Había una vez... un hombre solo. Muy, muy solo. Estaba tan solo que no recordaba si fue diferente alguna vez. Tan, tan solo que perdió la noción de su propia soledad.

En contadísimas ocasiones, cuando estaba cansado, había bebido o vivía un disgusto, su desterrado corazón conseguía superar las murallas y laberintos que le había construído. Sentía entonces el dolor y la tristeza y el calor de la esperanza, del no eres ningún monstruo, te mereces que te amen.

Uno de esos días, una noche, decidió que ya bastaba. Cogió papel y lápiz y escribió:

Querida desconocida.

Después, tachó lo de querida. Y siguió:

Desconocida,

Me llamo Pablo. Tengo 34 años y estoy desesperadamente solo. Vivo en una ciudad de Europa, allí donde la gente se encierra en sus casas y nadie conoce a nadie. He intentado durante años acallar a mi corazón pero sigue escapando de las prisiones donde lo entierro y me grita que tú existes.

Si palpita tu corazón al leer este mensaje, será que el mío tiene razón y entonces, por favor, ponte en contacto.


Sin dejar tiempo a la mente de echarse atrás, colgó la carta en su web, junto a una dirección de Gmail.

Era, lo sabía, meter un mensaje en una botella y lanzarla al mar. Quizás por eso pudo hacerlo, porque la posibilidad de éxito era tan remota que no peligraba su segura soledad.

Algunos leyeron la carta y les gustó y se ofrecieron a publicarla en sus webs. Pero Pablo se negó. Rotundamente. Ferozmente. De ninguna manera. Era _su_ carta. Nadie la debía copiar.


Mientras, como sucede tantas veces en la historia de la humanidad, alguien, al otro lado del planeta, se sentía tan solo como Pablo, había tratado también de enmudecer a su corazón y decidió, también una noche, escribir una carta.
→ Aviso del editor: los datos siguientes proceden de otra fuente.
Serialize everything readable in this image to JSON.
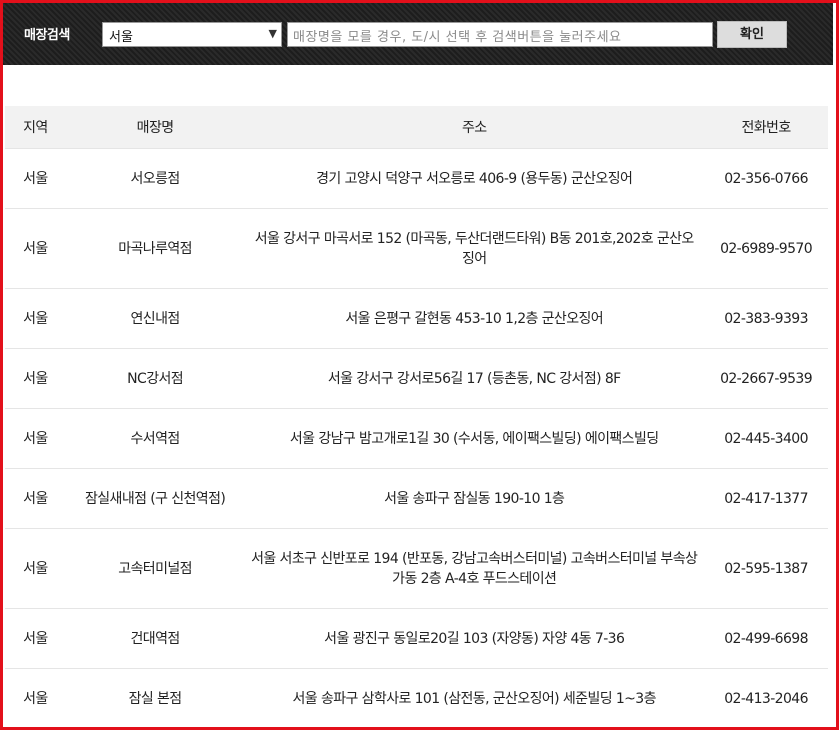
{
  "search": {
    "label": "매장검색",
    "region_value": "서울",
    "placeholder": "매장명을 모를 경우, 도/시 선택 후 검색버튼을 눌러주세요",
    "confirm_label": "확인"
  },
  "table": {
    "headers": {
      "region": "지역",
      "name": "매장명",
      "address": "주소",
      "phone": "전화번호"
    },
    "rows": [
      {
        "region": "서울",
        "name": "서오릉점",
        "address": "경기 고양시 덕양구 서오릉로 406-9 (용두동) 군산오징어",
        "phone": "02-356-0766"
      },
      {
        "region": "서울",
        "name": "마곡나루역점",
        "address": "서울 강서구 마곡서로 152 (마곡동, 두산더랜드타워) B동 201호,202호 군산오징어",
        "phone": "02-6989-9570"
      },
      {
        "region": "서울",
        "name": "연신내점",
        "address": "서울 은평구 갈현동 453-10 1,2층 군산오징어",
        "phone": "02-383-9393"
      },
      {
        "region": "서울",
        "name": "NC강서점",
        "address": "서울 강서구 강서로56길 17 (등촌동, NC 강서점) 8F",
        "phone": "02-2667-9539"
      },
      {
        "region": "서울",
        "name": "수서역점",
        "address": "서울 강남구 밤고개로1길 30 (수서동, 에이팩스빌딩) 에이팩스빌딩",
        "phone": "02-445-3400"
      },
      {
        "region": "서울",
        "name": "잠실새내점 (구 신천역점)",
        "address": "서울 송파구 잠실동 190-10 1층",
        "phone": "02-417-1377"
      },
      {
        "region": "서울",
        "name": "고속터미널점",
        "address": "서울 서초구 신반포로 194 (반포동, 강남고속버스터미널) 고속버스터미널 부속상가동 2층 A-4호 푸드스테이션",
        "phone": "02-595-1387"
      },
      {
        "region": "서울",
        "name": "건대역점",
        "address": "서울 광진구 동일로20길 103 (자양동) 자양 4동 7-36",
        "phone": "02-499-6698"
      },
      {
        "region": "서울",
        "name": "잠실 본점",
        "address": "서울 송파구 삼학사로 101 (삼전동, 군산오징어) 세준빌딩 1~3층",
        "phone": "02-413-2046"
      }
    ]
  },
  "colors": {
    "border": "#e3101b",
    "header_bg": "#1d1d1d",
    "table_header_bg": "#f2f2f2"
  },
  "icons": {
    "select_arrow": "chevron-down-icon"
  }
}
Vivía en Ciudad de México y se llamaba Juan.

La carta de Juan recaudó admiradores que le pidieron replicar sus letras y, al contrario de Pablo, Juan accedió a ello. Quizás porque estaba más desesperado, quizás porque tenía más esperanza. El mensaje de amor saltó de web en web, de blog en blog, de foro en foro y decenas, cientos, miles de mujeres suspiraron por ser las elegidas.

No cabría ni decir que Pablo siguió solo hasta la muerte y que Juan fue abuelo y bisabuelo y vivió rodeado de personas que le amaron.